Yuan Bo, Wang Shulei
Department of Statistics, University of Illinois at Urbana-Champaign, Champaign, IL, USA.
Nat Commun. 2025 Sep 1;16(1):8147. doi: 10.1038/s41467-025-63425-y.
Data integration is a powerful tool for facilitating a comprehensive and generalizable understanding of microbial communities and their association with outcomes of interest. However, integrating data sets from different studies remains a challenging problem because of severe batch effects, unobserved confounding variables, and high heterogeneity across data sets. We propose a new data integration method called MetaDICT, which initially estimates the batch effects by weighting methods in causal inference literature and then refines the estimation via novel shared dictionary learning. Compared with existing methods, MetaDICT can better avoid the overcorrection of batch effects and preserve biological variation when there exist unobserved confounding variables, data sets are highly heterogeneous across studies, or the batch is completely confounded with some covariates. Furthermore, MetaDICT can generate comparable embedding at both taxa and sample levels that can be used to unravel the hidden structure of the integrated data and improve the integrative analysis. Applications to synthetic and real microbiome data sets demonstrate the robustness and effectiveness of MetaDICT in integrative analysis. Using MetaDICT, we characterize microbial interaction, identify generalizable microbial signatures, and enhance the accuracy of outcome prediction in two real integrative studies, including an integrative analysis of colorectal cancer metagenomics studies and a meta-analysis of immunotherapy microbiome studies.

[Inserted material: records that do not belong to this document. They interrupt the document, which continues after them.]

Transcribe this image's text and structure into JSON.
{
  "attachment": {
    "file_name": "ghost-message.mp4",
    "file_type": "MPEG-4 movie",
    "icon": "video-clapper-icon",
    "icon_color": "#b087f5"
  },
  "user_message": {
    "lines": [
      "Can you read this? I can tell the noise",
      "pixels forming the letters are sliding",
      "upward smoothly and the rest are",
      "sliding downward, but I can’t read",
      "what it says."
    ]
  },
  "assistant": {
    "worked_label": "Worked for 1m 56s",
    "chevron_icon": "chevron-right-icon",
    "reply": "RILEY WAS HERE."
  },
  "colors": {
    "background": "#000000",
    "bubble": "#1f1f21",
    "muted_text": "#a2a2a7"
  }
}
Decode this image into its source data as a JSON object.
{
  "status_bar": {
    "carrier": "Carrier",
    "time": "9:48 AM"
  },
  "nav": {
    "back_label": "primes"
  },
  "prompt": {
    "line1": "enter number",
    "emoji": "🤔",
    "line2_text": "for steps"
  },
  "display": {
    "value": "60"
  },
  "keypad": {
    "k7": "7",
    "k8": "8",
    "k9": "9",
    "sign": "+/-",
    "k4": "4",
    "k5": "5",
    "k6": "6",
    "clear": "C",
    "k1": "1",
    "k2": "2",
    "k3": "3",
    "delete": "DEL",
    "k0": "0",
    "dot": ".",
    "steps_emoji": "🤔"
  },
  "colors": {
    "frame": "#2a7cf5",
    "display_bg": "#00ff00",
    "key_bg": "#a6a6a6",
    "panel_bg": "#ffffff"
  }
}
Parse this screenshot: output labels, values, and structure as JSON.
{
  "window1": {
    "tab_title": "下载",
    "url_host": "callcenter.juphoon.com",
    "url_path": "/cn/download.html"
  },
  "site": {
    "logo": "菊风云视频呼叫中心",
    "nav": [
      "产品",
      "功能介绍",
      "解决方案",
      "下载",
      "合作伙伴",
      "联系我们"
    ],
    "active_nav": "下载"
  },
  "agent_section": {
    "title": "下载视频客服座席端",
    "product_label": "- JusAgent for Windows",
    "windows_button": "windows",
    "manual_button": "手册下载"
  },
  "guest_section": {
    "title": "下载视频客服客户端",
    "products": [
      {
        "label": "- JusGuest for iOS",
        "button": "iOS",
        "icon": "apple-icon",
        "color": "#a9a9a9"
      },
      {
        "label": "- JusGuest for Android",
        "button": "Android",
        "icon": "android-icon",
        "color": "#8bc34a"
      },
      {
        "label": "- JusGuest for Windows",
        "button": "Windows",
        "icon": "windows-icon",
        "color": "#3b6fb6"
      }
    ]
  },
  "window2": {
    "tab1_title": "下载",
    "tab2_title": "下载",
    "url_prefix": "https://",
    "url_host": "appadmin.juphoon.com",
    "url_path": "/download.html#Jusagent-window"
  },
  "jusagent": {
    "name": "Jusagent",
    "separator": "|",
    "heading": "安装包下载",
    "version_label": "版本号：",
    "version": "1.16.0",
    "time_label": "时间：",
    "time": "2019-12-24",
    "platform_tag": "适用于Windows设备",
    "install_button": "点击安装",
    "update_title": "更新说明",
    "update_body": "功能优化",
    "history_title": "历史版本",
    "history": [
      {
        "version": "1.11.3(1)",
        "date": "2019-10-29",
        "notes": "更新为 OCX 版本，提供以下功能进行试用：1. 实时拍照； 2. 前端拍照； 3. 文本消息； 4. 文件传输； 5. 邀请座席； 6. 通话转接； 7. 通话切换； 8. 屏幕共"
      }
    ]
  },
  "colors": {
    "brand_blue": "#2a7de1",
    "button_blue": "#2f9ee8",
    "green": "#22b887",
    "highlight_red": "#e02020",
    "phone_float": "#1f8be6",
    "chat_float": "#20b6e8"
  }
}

数据整合是一种强大的工具,有助于全面且可推广地理解微生物群落及其与感兴趣的结果之间的关联。然而,由于严重的批次效应、未观察到的混杂变量以及数据集之间的高度异质性,整合来自不同研究的数据集仍然是一个具有挑战性的问题。我们提出了一种名为MetaDICT的新数据整合方法,该方法首先通过因果推断文献中的加权方法估计批次效应,然后通过新颖的共享字典学习来完善估计。与现有方法相比,当存在未观察到的混杂变量、数据集在不同研究中高度异质或批次与某些协变量完全混淆时,MetaDICT可以更好地避免批次效应的过度校正并保留生物变异。此外,MetaDICT可以在分类群和样本水平上生成可比的嵌入,可用于揭示整合数据的隐藏结构并改进整合分析。在合成和真实微生物组数据集上的应用证明了MetaDICT在整合分析中的稳健性和有效性。使用MetaDICT,我们在两项实际整合研究中表征了微生物相互作用、识别了可推广的微生物特征并提高了结果预测的准确性,其中包括对结直肠癌宏基因组学研究的整合分析和免疫治疗微生物组研究的荟萃分析。